13.8.08

Defying Age

I was listening to a brilliant TED talk earlier today, Why We Age and How We Can Avoid It, by Aubrey de Grey. In it he discusses the possibilities for how we may manage to overcome age in the future, and possibly even live forever. I recommend you go watch it, but the talk itself isn't really what I want to discuss, but rather what I'm seeing a lot of in the comments.

Let me preface this a little; I don't believe in a god, gods, godlike beings, deity, or anything of the sort. I believe that everything physical can be described by physical science though our current understanding may be incomplete, and that the watchmaker analogy is deeply and fundamentally flawed. It is flawed because it predicates a fundamental set of physical rules and relations, a natural law that is simply on a "divine" layer, which begs the question who designed the layer upon which the designer resides. Even if you could answer that question it would destroy the fundamental concept of most godly theologies because it would imply an infinite chain of gods... including at least one in our layer of natural law. Note though that I don't ascribe to the title atheist. I am simply of the opinion that 99% of religions literally MUST be wrong due to their contradictory nature, and since I can know nothing either way, there is no point at all in worrying about it. (There will be plenty of time to consider god after death, assuming I don't simply stop existing.)

Now that I have that out of the way, lets get to the meat and potatoes of the aging discussions. First and foremost, death is not a primary product of evolution. We were not evolved specifically to die, we simply had no reason to biologically evolve not to once we had a long enough life to reproduce. If we assume that our body will only die of age related complications in the 80-120 year range of life, then for most of our race's collective lifespan we haven't even pushed the edge of what evolution allotted us.

But the evolution discussion brings up another fundamental cross thought. Some make the argument that we should be evolving into optimal beings not staying stagnant at our current place. Natural selection has three requirements however, diversity, selection and replication, which means humans are no longer under it's biological sway. Yes, we are diverse, yes we replicate, however we are no longer biologically selective outside of a very small cross section. At least in the developed world, more people live than die, and almost all diversity can be accepted along side the current mutations. Even the small portion of our population that could have been below the line for possible replication is being pulled up through the medicinal curing of otherwise fatal or sterilizing complications.

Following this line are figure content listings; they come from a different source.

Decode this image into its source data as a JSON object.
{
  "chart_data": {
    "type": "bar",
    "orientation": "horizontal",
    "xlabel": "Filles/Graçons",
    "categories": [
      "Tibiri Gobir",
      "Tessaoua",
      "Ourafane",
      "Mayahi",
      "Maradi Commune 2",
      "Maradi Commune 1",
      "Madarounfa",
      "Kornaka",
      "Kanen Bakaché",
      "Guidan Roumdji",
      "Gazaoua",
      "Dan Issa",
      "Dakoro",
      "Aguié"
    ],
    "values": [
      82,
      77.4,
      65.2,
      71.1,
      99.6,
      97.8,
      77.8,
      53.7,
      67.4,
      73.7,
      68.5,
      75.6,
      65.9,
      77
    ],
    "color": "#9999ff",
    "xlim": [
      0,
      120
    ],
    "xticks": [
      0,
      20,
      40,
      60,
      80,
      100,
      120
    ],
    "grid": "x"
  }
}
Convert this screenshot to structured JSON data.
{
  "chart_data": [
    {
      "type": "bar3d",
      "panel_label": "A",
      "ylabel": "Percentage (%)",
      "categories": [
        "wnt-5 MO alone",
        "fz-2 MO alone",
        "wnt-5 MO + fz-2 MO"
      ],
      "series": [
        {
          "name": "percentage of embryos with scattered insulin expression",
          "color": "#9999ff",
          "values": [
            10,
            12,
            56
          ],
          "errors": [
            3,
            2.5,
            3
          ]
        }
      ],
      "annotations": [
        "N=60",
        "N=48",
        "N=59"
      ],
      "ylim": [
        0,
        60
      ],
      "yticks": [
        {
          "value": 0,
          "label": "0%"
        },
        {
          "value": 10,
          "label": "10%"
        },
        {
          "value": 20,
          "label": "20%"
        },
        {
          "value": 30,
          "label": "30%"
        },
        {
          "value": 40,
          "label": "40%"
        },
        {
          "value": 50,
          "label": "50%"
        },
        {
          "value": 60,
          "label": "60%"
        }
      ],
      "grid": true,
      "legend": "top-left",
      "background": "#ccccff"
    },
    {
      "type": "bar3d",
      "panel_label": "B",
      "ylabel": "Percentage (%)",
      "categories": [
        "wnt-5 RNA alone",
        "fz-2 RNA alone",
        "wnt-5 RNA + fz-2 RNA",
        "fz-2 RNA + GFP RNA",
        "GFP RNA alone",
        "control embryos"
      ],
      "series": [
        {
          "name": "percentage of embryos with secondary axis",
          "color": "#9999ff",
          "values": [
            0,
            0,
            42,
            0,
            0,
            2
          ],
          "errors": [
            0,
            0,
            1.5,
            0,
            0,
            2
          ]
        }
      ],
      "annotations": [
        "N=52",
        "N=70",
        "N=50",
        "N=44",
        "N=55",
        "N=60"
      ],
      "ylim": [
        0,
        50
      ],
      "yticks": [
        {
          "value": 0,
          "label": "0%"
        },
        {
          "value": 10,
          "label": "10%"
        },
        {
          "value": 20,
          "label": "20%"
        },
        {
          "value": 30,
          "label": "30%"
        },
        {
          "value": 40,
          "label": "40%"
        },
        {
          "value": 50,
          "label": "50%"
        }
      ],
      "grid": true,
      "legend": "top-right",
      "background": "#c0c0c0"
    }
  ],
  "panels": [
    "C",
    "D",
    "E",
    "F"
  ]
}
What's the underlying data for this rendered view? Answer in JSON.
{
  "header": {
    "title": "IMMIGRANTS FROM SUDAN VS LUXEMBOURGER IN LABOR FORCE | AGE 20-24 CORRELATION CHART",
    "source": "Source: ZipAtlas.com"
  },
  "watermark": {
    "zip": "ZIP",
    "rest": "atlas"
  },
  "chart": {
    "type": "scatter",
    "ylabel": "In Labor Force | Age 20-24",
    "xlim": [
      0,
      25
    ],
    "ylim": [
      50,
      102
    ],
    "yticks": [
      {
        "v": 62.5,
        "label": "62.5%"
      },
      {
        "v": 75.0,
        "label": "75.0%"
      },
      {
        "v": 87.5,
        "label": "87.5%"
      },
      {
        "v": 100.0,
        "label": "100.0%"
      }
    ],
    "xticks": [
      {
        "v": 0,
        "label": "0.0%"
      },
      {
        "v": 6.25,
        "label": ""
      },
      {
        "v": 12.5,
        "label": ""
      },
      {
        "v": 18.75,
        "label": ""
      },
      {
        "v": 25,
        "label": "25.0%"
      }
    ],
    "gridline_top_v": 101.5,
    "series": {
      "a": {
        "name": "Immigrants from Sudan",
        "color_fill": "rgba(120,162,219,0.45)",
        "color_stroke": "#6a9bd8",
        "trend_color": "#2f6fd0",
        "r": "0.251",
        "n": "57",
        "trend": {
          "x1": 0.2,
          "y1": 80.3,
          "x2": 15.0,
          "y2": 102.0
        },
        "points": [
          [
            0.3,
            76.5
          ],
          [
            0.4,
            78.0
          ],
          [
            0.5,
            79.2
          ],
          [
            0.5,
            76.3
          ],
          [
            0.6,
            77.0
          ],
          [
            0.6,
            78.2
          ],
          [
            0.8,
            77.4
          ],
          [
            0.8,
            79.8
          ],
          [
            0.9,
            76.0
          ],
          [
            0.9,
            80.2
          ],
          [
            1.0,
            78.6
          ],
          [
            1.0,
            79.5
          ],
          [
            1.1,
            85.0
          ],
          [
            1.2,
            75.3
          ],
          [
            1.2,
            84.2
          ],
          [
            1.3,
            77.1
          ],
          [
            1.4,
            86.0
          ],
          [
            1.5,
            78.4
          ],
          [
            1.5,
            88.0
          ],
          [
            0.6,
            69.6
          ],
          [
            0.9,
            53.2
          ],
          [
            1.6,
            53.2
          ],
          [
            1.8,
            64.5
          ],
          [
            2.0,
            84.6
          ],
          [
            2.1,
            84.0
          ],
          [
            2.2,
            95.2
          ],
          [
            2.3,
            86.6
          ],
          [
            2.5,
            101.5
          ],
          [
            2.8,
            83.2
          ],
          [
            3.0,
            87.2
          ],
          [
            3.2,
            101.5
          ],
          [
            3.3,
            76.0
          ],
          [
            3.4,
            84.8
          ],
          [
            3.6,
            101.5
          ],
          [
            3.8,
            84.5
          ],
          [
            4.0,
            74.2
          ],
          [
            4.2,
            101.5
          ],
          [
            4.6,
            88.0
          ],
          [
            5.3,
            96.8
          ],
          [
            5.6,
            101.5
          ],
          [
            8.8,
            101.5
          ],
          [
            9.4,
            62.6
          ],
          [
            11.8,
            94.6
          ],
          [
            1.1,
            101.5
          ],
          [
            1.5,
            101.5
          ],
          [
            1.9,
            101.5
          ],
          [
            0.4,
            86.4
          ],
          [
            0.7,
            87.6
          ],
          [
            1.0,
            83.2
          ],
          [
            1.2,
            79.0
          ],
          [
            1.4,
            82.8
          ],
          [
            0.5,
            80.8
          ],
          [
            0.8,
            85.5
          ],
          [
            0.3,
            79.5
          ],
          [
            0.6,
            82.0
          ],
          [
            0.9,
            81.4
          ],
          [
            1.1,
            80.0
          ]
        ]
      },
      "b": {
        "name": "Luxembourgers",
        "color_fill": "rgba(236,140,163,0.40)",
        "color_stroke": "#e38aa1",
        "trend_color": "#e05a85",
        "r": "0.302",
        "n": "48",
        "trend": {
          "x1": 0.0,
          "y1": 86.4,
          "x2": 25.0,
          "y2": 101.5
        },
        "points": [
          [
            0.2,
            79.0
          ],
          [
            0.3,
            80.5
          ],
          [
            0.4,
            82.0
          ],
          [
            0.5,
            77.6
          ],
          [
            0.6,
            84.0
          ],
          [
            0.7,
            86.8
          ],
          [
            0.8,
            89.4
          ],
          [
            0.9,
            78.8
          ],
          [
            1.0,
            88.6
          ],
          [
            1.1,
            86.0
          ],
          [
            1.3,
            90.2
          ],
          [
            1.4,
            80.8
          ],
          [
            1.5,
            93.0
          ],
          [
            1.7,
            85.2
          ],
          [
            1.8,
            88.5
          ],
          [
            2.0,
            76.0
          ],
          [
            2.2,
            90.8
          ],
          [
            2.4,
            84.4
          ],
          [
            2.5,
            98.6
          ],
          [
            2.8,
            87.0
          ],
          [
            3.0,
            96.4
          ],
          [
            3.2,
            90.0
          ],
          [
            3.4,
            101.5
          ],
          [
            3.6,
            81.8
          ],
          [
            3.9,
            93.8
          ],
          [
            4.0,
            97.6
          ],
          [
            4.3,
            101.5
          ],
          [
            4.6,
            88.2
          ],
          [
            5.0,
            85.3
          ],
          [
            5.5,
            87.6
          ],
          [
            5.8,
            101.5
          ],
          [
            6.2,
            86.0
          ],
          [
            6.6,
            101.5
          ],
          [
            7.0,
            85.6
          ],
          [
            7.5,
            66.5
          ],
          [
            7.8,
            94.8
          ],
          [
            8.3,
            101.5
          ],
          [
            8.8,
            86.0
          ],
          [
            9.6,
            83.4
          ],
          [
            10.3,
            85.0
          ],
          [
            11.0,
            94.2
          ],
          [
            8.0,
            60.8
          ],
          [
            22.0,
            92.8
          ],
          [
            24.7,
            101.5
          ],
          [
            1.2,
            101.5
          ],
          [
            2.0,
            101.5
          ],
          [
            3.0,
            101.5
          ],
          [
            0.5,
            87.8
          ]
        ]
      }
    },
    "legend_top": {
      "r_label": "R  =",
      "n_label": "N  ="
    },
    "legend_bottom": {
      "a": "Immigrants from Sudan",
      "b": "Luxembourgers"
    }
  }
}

It may not be true for the entire world just yet, but we are only moving towards non-selection, not away from it. The reason why is because we have already been gifted with evolutions greatest gift, sentient intelligence. Our intelligence has allowed us to move away from biological limitations and through ideas and tools continue to evolve without hardly any reference to biology. Biology has already created the "optimal" species, a species that can optimize itself, and with good ideas we don't have to wait a hundred thousand generations. If we really are a few decades out from the first steps in increased longevity, then we would have to be very poorly evolved indeed to ignore it.

Secondly, I don't care if you think there is an afterlife and you assume that anyone who doesn't must live in abject fear of death. It's your burden to bear in life that you are such a presumptuous twat. Let me put it quite clearly, I do not fear death just like I don't fear getting the flu. However, if you asked me which I would rather do, have the flu or be healthy, I'd rather be healthy, if you asked me whether I would rather live or die, I would rather live. Why? Because I can do more things that I care about alive than I can dead.

Along the whole afterlife lines, it's great if you're looking forward to dieing and going on that wondrous journey. I'm not. I really would rather live for as long as I possibly can in a healthy state, and if that means forever... great. You can opt out, that's fine, you are allowed to have that choice, if however your not liking the idea of living forever means I can't you can rightly fuck off.

I'm not going to mince words here, I've been suicidal for years and at the end of the day I've never thought of taking anyone else with me. If you feel the need to die at some point of old age, great, but return my favor and don't try and take everyone who wants this stuff with you. Who knows, maybe even you won't want to die right away when you actually have the option.

Finally, the sociological issue. I rather thought that a whole lot of what a bunch of very smart people were plying themselves to was to fix the sociology gaps by raising everyone's standards. If you think that doing that is impossible... you are welcome to your opinion. The rest of us would like to have this option even if it is terribly expensive and hard to get at first. Those are hurdles we can deal with, who knows, maybe you'll get loans to pay for it and your credit score really will be a life or death matter. Still I'm sure we'll have lots of scientists working to make it cheaper and plenty of pressure to make it more available to charity organizations. Also, just because we aren't solving all the worlds problem's today doesn't mean it'll be impossible to in the future, have some hope in your fellow man.

Oh... one last thought on the comments. If the concept is to repair a large amount of the damage aging has done to your cells before they become a pathology, then you won't have to wait 50 years to get reliable test results. In fact it should be as simple as comparing the cells before and after treatment, and maybe a couple years of observation to ensure that the cells are sustaining damage at the same rate as before the therapy.

My personal note on the talk, even if he is being optimistic on the time frame, I am still young enough to probably be in the group to benefit from this research. Kind of makes me wish I had money to help fund it.